L’adolescence évoque invariablement quelque chose de flou qui suggère soit l’image d’une rébellion à mater soit celle d’un cheval fou à dompter soit, dans le meilleur des cas, celle d’un être hybride contraint de réaliser cette lente métamorphose qui l’incitera à ne plus ressembler à ce qu’il était enfant, mais ne lui permettra pas encore de se présenter pour ce qu’il sera une fois devenu adulte.
Rester soi-même en se transformant, voilà fondamentalement la prouesse qui est attendue d’un adolescent. Ce morceau de bravoure est d’autant plus difficile à réaliser qu’il ne se manifeste ni brutalement, comme c’est le cas d’une chenille qui devient papillon, ni spectaculairement, comme le suggère une grenouille qui, en se dépouillant progressivement de son habit de têtard, prend cette forme radicalement autre d’un batracien adulte. L’adolescence donne pour sa part l’impression de s’étendre en longueur, de se poursuivre sans avoir véritablement commencé à un moment précis et de cesser sans n’avoir jamais véritablement terminé son cours. Elle s’étend de nos jours sur une durée d’autant plus indéterminée qu’elle est de moins en moins associée à des rituels qui, marquant le passage d’un état à un autre, permettent d’être reliés à une date ou à une période fixe.

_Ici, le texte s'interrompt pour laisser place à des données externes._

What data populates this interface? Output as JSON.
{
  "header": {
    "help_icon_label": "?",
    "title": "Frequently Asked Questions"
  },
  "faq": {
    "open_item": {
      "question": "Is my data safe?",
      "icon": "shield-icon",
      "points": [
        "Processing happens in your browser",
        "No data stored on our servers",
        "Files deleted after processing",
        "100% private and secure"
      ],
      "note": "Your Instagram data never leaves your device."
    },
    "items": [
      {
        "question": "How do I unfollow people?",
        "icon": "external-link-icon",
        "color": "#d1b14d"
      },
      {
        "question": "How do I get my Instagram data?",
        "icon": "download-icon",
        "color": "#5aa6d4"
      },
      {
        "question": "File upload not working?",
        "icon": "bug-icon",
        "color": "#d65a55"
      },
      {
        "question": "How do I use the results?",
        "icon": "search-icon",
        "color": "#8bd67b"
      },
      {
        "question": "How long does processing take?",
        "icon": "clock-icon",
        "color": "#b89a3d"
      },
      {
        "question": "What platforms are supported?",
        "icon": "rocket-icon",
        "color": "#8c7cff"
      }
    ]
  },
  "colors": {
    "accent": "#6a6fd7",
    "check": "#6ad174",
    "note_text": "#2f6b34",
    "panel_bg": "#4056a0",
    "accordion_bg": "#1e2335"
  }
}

L’adolescence n’existe pas
Certains diront qu’elle commence vers neuf ans et citeront le phénomène des Lolita, ces petites filles prépubères et néanmoins hypersexuées. Il sera question pour eux d’adonaissance. D’autres argumenteront qu’elle ne cesse jamais en évoquant les Tanguy, ces jeunes adultes qui continuent à vivre avec leurs parents, menant le plus longtemps possible une existence qui les met à l’abri d’un ensemble de difficultés et de responsabilités auxquelles confronte habituellement l’expérience de l’âge adulte. Il s’agira pour eux d’adulescence. Le terme « adolescence » permet de désigner la construction mentale censée rendre compte de cette période qui se constitue entre l’adonaissance et l’adulescence. Dans les structures sociales qui n’ont pas inscrit ce terme ou son équivalent dans leur patrimoine linguistique, la transition de la période enfantine à celle de l’âge adulte (qui existe, elle, dans toutes les sociétés) se réalise en un temps éclair et se consume dans un ensemble de rituels plus ou moins codifiés et une série d’épreuves plus ou moins pénibles par lesquels l’appartenance au groupe adulte est socialement reconnue et l’accession au rang d’individu responsable est légitimement authentifiée. Ce n’est que dans nos sociétés qui font l’impasse des rituels et laissent chacun bricoler ses épreuves à son rythme et à sa guise que le terme est apparu. Il fallait bien imaginer un mot aussi élastique que la période qu’il sert à désigner. C’est pour cela qu’il ne s’agit pas, en affirmant que « l’adolescence n’existe pas », de dénier la réalité d’une période intermédiaire de développement qui séparerait l’enfance de l’âge adulte. Ceux qui sont confrontés aux difficultés concrètes que pose la cohabitation avec un adolescent et aux défis multiples que suppose son éducation ne supporteraient pas de l’entendre. Pour eux, l’adolescent existe plutôt deux fois qu’une. Il se pose même comme une réalité tangible et les difficultés qu’il soulève donnent souvent l’impression que l’adolescence exerce sur les problèmes pédagogiques une fonction similaire à celle de la levure : elle gonfle tout.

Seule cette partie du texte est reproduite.